Express & Star

Cradling your baby bump is nothing new

So, poor Meghan is being popped at in the press for drawing attention to her burgeoning baby bump.

Published

The nasty-minded are saying that every revealing flick of the jacket and every tender cradling of the bulge is a way of drawing attention to Baby Sussex.

I don’t think, for one minute, she’s doing this, because, quite simply, she doesn’t need to.

Not only will her baby be eighth in line to the throne, but she’s a truly elegant woman – and we WANT to see both how the bump’s doing and how Meghan’s rocking maternity clothes. She doesn’t need to advertise her condition.

The whole commotion takes me back to the 80s and 90s and my own pregnancies.

Somewhere in my loft there’s an old suitcase containing a fluffy pink rabbit, a pile of hand-knitted matinee jackets and a dress that could have been worn by Princess Diana.

Not, let’s be clear, at her famous Testino photoshoot or during her dance with Wayne Sleep, but while pregnant.

Thanks to her being the style icon of ladies, like me, of a certain age, she is responsible for many of us looking like crocheted shepherdesses at our weddings and little fat sailors while expecting.

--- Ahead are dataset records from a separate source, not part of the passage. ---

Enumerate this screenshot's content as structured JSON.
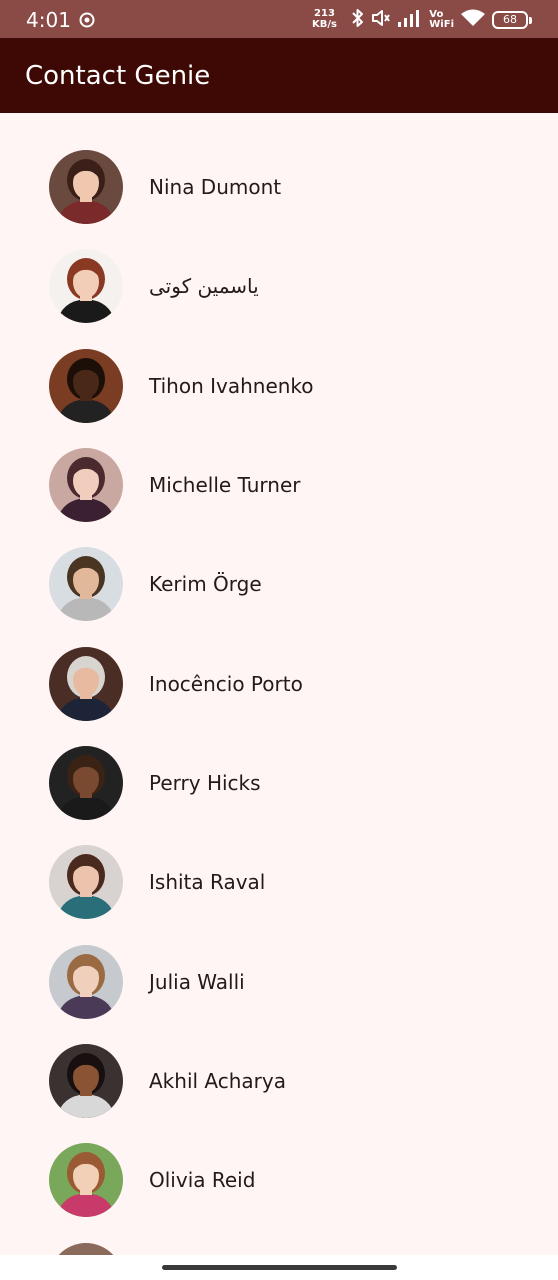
{
  "status_bar": {
    "time": "4:01",
    "speed_value": "213",
    "speed_unit": "KB/s",
    "network_label_top": "Vo",
    "network_label_bottom": "WiFi",
    "battery": "68",
    "background_color": "#8a4a46"
  },
  "app_bar": {
    "title": "Contact Genie",
    "background_color": "#3e0905"
  },
  "contacts": [
    {
      "name": "Nina Dumont",
      "avatar_bg": "#6a4a3e",
      "skin": "#f0c8b0",
      "hair": "#3a2018",
      "shirt": "#7a2a2a"
    },
    {
      "name": "ياسمين كوتی",
      "avatar_bg": "#f4f1ef",
      "skin": "#f2cdb8",
      "hair": "#8a3a22",
      "shirt": "#1a1a1a"
    },
    {
      "name": "Tihon Ivahnenko",
      "avatar_bg": "#7a3c22",
      "skin": "#4a2818",
      "hair": "#1c0f08",
      "shirt": "#222222"
    },
    {
      "name": "Michelle Turner",
      "avatar_bg": "#c8a8a0",
      "skin": "#f0cdbd",
      "hair": "#4a2a2e",
      "shirt": "#3a2030"
    },
    {
      "name": "Kerim Örge",
      "avatar_bg": "#d8dde2",
      "skin": "#e2b89a",
      "hair": "#4a3422",
      "shirt": "#b8b8b8"
    },
    {
      "name": "Inocêncio Porto",
      "avatar_bg": "#4a2e26",
      "skin": "#e8bba0",
      "hair": "#d8d4d0",
      "shirt": "#1e2438"
    },
    {
      "name": "Perry Hicks",
      "avatar_bg": "#222222",
      "skin": "#7a4a30",
      "hair": "#3a2214",
      "shirt": "#1a1a1a"
    },
    {
      "name": "Ishita Raval",
      "avatar_bg": "#d8d2d0",
      "skin": "#ecc4ae",
      "hair": "#4a2a1e",
      "shirt": "#2a6e7a"
    },
    {
      "name": "Julia Walli",
      "avatar_bg": "#c6cacf",
      "skin": "#f0d0bc",
      "hair": "#9a6a42",
      "shirt": "#4a3a58"
    },
    {
      "name": "Akhil Acharya",
      "avatar_bg": "#3a3230",
      "skin": "#8a5434",
      "hair": "#181010",
      "shirt": "#d8d8d8"
    },
    {
      "name": "Olivia Reid",
      "avatar_bg": "#7aa85a",
      "skin": "#f2d0b8",
      "hair": "#9a5a34",
      "shirt": "#c83a6a"
    }
  ]
}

Although sentimentality gave me the presence of mind to archive my frock (it could never be called an outfit), the sight of brings me out in a giggle at how ludicrous I looked just as much it makes me want to wallow in pregnancy nostalgia. I know it was the fashion but really – voluminous swathes of shiny fabric topped with a white Peter Pan collar?

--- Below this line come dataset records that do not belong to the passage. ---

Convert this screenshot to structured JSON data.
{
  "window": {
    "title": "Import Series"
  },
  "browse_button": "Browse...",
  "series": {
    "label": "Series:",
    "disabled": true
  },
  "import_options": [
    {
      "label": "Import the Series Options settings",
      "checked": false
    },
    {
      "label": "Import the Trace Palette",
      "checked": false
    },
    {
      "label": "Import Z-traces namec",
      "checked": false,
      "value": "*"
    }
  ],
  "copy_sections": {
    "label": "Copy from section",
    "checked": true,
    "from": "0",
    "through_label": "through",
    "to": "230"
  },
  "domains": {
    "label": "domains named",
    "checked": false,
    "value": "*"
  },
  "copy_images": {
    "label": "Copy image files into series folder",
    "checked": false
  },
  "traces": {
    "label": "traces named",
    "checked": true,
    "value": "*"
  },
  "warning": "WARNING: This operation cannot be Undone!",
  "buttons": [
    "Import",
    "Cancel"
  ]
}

Had anyone else criticised my choice of maternity clothes at the time however, I would not have been happy. In my eyes, I could do no wrong. Orange and pink dungaree shorts? Nothing wrong with them. Trousers with a large adjustable panel for growth? Fine. Gingham smock with a zig-zag edge? Nothing better.

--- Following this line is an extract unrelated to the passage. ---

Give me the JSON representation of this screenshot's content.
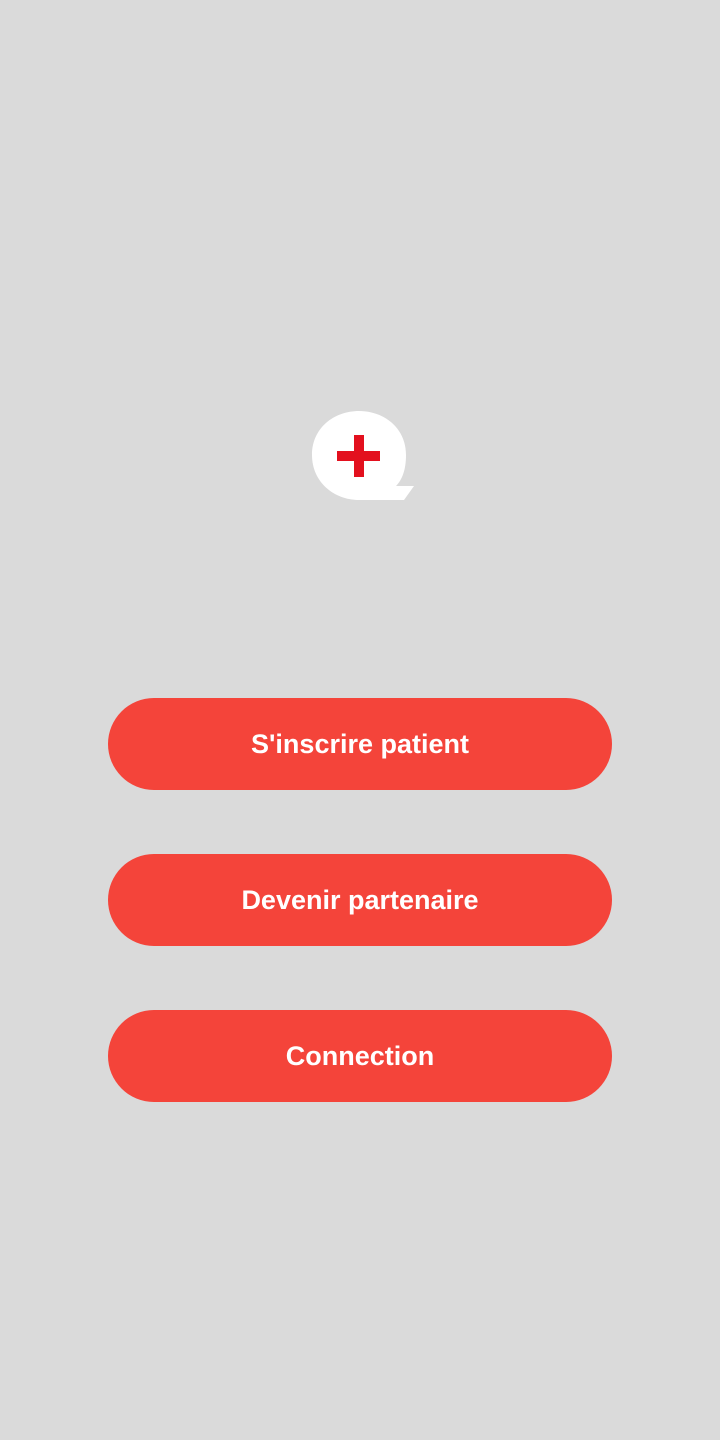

Nowadays maternity-wear doesn’t seem to be such a priority. We couldn’t just stretch out into our leggings and boyfriend-jackets as neither had been invented. When you start out in a ra-ra skirt it’s not so easy to transition.

We longed to get into our custom-bought pregnancy clothes because, without them, we just looked fat and porky.

Perhaps that’s why Meghan is thrusting out her belly, so we don’t think she’s been at the linguine.

I think if poor Meghan is cosseting her growing stomach more than any other expectant woman she doesn’t even know she’s doing it.

When I told my colleagues I was pregnant the first time one of them exclaimed “I knew you were, you kept putting your hands on your tummy!”.

I could have sworn on my newly bought, much-anticipated orange and pink dungarees I never had.